To conclude BriForum 2011 was a good experience and the smaller scale of it makes for good and plenty of opportunities for interaction and discussion. A very positive note is that most vendors & companies present were discussing real issues we all face. So it was more than just sales demos. Brian, nice job.

BriForum 2011 Europe Here I Come

As you might have read a previous blog and noticed in the sidebar, I’m off to London (UK) to attend  BriForum 2011 Europe. It’s time to get away from the wide screens overlooking my ICT empire toys and broaden my horizons  For those who think the cloud is going to take away your job … think again, I’m getting busier than ever. The reality is that we just can’t push a button and have everything up and running in the cloud. Greenfield projects and startups might beat existing infrastructure & application architecture over the head with cloud and make those businesses run harder for their money but they will run and compete. That race will produce a huge workload.

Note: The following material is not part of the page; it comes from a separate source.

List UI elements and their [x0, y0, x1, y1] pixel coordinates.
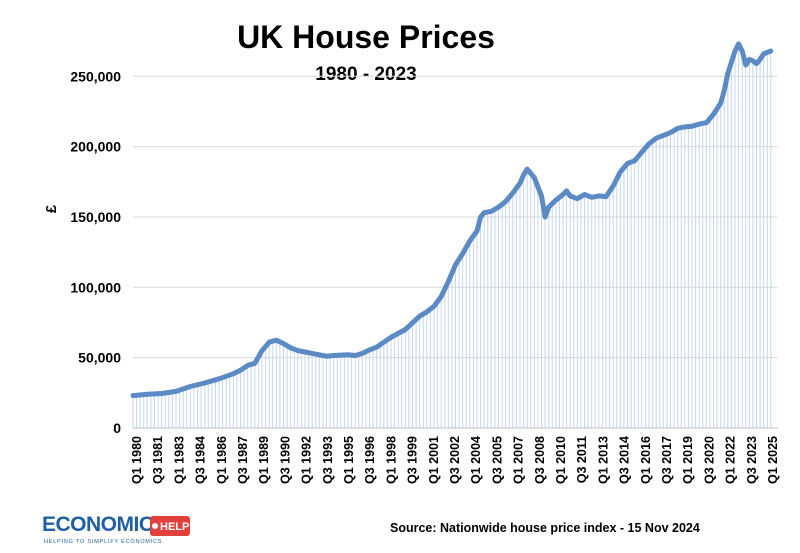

So I’m of to dive into some sessions on Cloud, Server & Application Virtualization, VDI … should make for some interesting days. I hope to be able to talk to lots of people with a variety of experiences to help find out new or alternate ways to address some issues (or challenges) we need to tackle in the years ahead. Subjects like Disaster Recovery, Business Continuity, application-aware storage in a virtualized environment, Geo Clustering, Site Recovery, … should give us ample to discuss. Give us a shout if you’re there. It’s also a nice opportunity to meet up with some fellow bloggers and twitter. acquaintances.

A colleague of mine is heading to the USA, Atlanta to attend TechEd 2011 USA. So he’s crossing the big pond to get some brand new info on the latest and the greatest in Microsoft technologies on the IT Pro side of the business.

So of to London, I go, onwards & always going forward in IT as there is no turning back I’ll keep you posted when I find the time to do so.